Il est ministre dans le gouvernement du Cartel des gauches, le premier à gauche depuis des lustres. On le retrouve ministre des Finances en 1933 et en 1937. Mais c’est en 1938 qu’il devient une personnalité incontournable. Ce pacifiste convaincu devient ministre des Affaires étrangères. C’est un des grands artisans des accords de Munich en 1938. Son but n’est pas de se coucher devant Hitler, mais d’éviter la boucherie de 14-18.

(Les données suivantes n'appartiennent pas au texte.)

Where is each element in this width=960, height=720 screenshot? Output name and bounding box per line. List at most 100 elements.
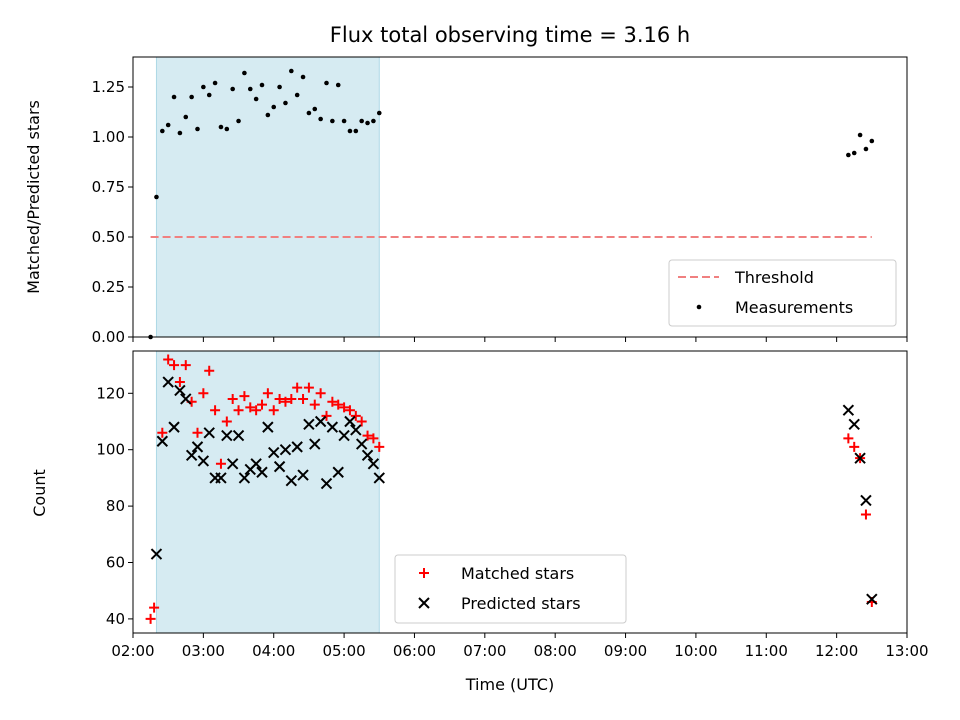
predicted-star-point — [303, 418, 315, 431]
predicted-star-point — [197, 455, 210, 467]
matched-star-point — [315, 388, 326, 399]
matched-star-point — [368, 433, 379, 444]
predicted-star-point — [314, 415, 327, 428]
bottom-legend — [394, 554, 627, 624]
bottom-y-tick-label: 100 — [96, 441, 125, 459]
predicted-star-point — [215, 472, 227, 484]
measurement-point — [365, 120, 370, 126]
predicted-star-point — [854, 452, 866, 464]
top-axes-frame — [132, 56, 908, 338]
matched-star-point — [163, 354, 174, 365]
x-tick-label: 05:00 — [322, 642, 365, 660]
measurement-point — [869, 138, 875, 144]
matched-star-point — [860, 509, 871, 520]
matched-star-point — [149, 602, 160, 613]
predicted-star-point — [291, 441, 303, 453]
predicted-star-point — [326, 421, 339, 433]
top-y-tick-label: 0.75 — [92, 178, 125, 196]
matched-star-point — [309, 399, 320, 410]
measurement-point — [224, 126, 230, 132]
measurement-point — [154, 194, 159, 200]
predicted-star-point — [156, 435, 169, 447]
top-y-axis-label: Matched/Predicted stars — [24, 100, 43, 294]
x-tick-label: 03:00 — [182, 642, 225, 660]
matched-star-point — [257, 399, 267, 410]
measurement-point — [359, 118, 364, 124]
matched-star-point — [356, 416, 367, 427]
predicted-star-point — [361, 449, 374, 462]
legend-predicted-swatch — [418, 597, 430, 609]
predicted-star-point — [860, 494, 872, 507]
matched-star-point — [157, 427, 168, 438]
matched-star-point — [274, 393, 285, 404]
measurement-point — [271, 104, 277, 110]
matched-star-point — [227, 393, 238, 404]
x-tick-label: 12:00 — [815, 642, 858, 660]
predicted-star-point — [332, 466, 344, 478]
measurement-point — [289, 68, 294, 74]
matched-star-point — [303, 382, 314, 393]
predicted-star-point — [350, 424, 362, 436]
measurement-point — [230, 86, 235, 92]
predicted-star-point — [355, 438, 368, 450]
matched-star-point — [204, 365, 215, 376]
measurement-point — [265, 112, 271, 118]
predicted-star-point — [309, 438, 321, 450]
measurement-point — [376, 110, 382, 116]
x-tick-label: 07:00 — [463, 642, 506, 660]
measurement-point — [218, 124, 224, 130]
x-axis-label: Time (UTC) — [465, 675, 554, 694]
matched-star-point — [280, 396, 291, 407]
measurement-point — [201, 84, 206, 90]
matched-star-point — [239, 391, 250, 402]
measurement-point — [312, 106, 318, 112]
predicted-star-point — [232, 429, 245, 442]
matched-star-point — [251, 405, 262, 416]
measurement-point — [283, 100, 288, 106]
measurement-point — [242, 70, 247, 76]
measurement-point — [160, 128, 165, 134]
predicted-star-point — [866, 593, 878, 605]
matched-star-point — [350, 410, 361, 421]
matched-star-point — [145, 613, 156, 624]
legend-measurements-label: Measurements — [735, 298, 853, 317]
predicted-star-point — [273, 460, 286, 473]
measurement-point — [177, 130, 183, 136]
x-tick-label: 10:00 — [674, 642, 717, 660]
predicted-star-point — [238, 472, 251, 484]
legend-threshold-label: Threshold — [734, 268, 814, 287]
matched-star-point — [292, 382, 303, 393]
matched-star-point — [174, 377, 185, 388]
predicted-star-point — [279, 443, 292, 456]
predicted-star-point — [262, 421, 274, 433]
legend-predicted-label: Predicted stars — [461, 594, 581, 613]
matched-star-point — [180, 360, 191, 371]
predicted-star-point — [338, 429, 350, 442]
predicted-star-point — [285, 475, 298, 487]
legend-matched-label: Matched stars — [461, 564, 574, 583]
matched-star-point — [268, 405, 279, 416]
legend-measurements-swatch — [696, 304, 702, 310]
measurement-point — [294, 92, 300, 98]
measurement-point — [165, 122, 171, 128]
x-tick-label: 13:00 — [885, 642, 928, 660]
predicted-star-point — [180, 393, 192, 405]
bottom-axes-frame — [132, 350, 908, 634]
measurement-point — [863, 146, 869, 152]
matched-star-point — [215, 458, 226, 469]
predicted-star-point — [848, 418, 860, 431]
measurement-point — [353, 128, 359, 134]
predicted-star-point — [221, 429, 233, 442]
matched-star-point — [198, 388, 209, 399]
top-y-tick-label: 0.00 — [92, 328, 125, 346]
measurement-point — [318, 116, 323, 122]
matched-star-point — [298, 393, 309, 404]
matched-star-point — [374, 441, 385, 452]
measurement-point — [306, 110, 312, 116]
measurement-point — [857, 132, 863, 138]
measurement-point — [236, 118, 241, 124]
bottom-y-tick-label: 120 — [96, 384, 125, 402]
predicted-star-point — [256, 466, 268, 478]
measurement-point — [341, 118, 347, 124]
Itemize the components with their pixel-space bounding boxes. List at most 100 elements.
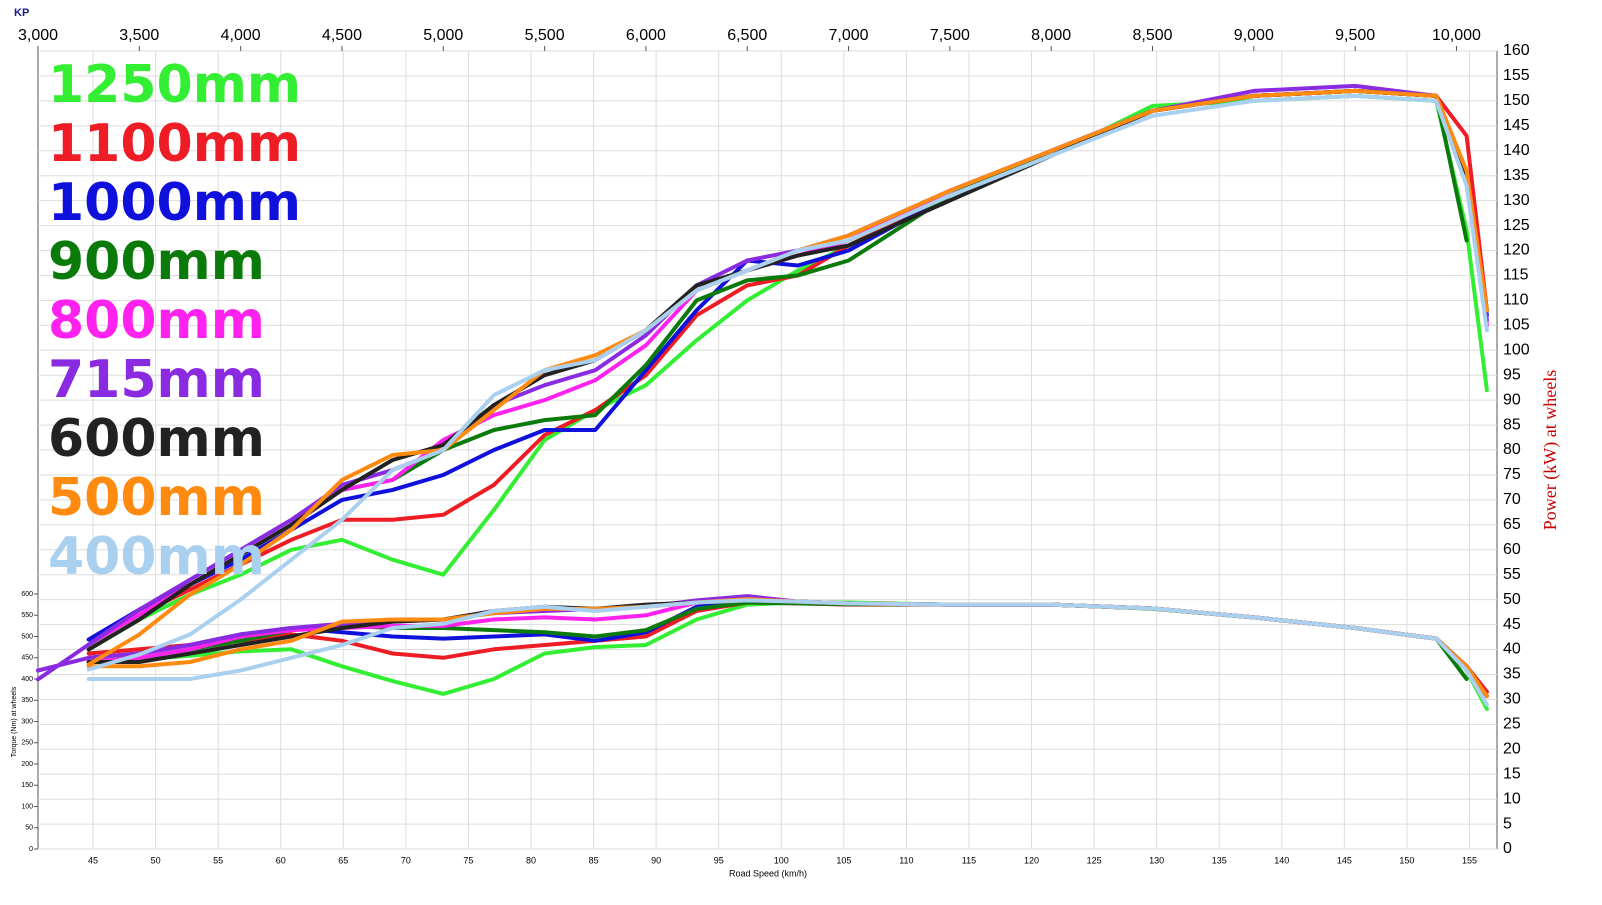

Georges Bonnet a aussi une vraie politique méditerranéenne. Contre vents et marées, il tente jusqu’en 1938-39 de détacher Mussolini de l’Allemagne nazie, espérant faire revenir l’Italie dans le camp des démocraties occidentales, comme en 1915. Mais cet utopiste-pacifiste ne pourra rien faire contre le rouleau compresseur nazi. Enfin, il tentera de négocier une trêve de Noël en 1939 entre les troupes franquistes et l’armée républicaine espagnole au bord de l’agonie. Une proposition qui aurait permis à des milliers de civils de passer en France. Peine perdue devant l’obstination des franquistes et des staliniens.

Georges Bonnet a eu le tort de flirter avec Vichy entre 1941 et 1943, ce qui lui vaudra un exil en Suisse de 1944 à 1950.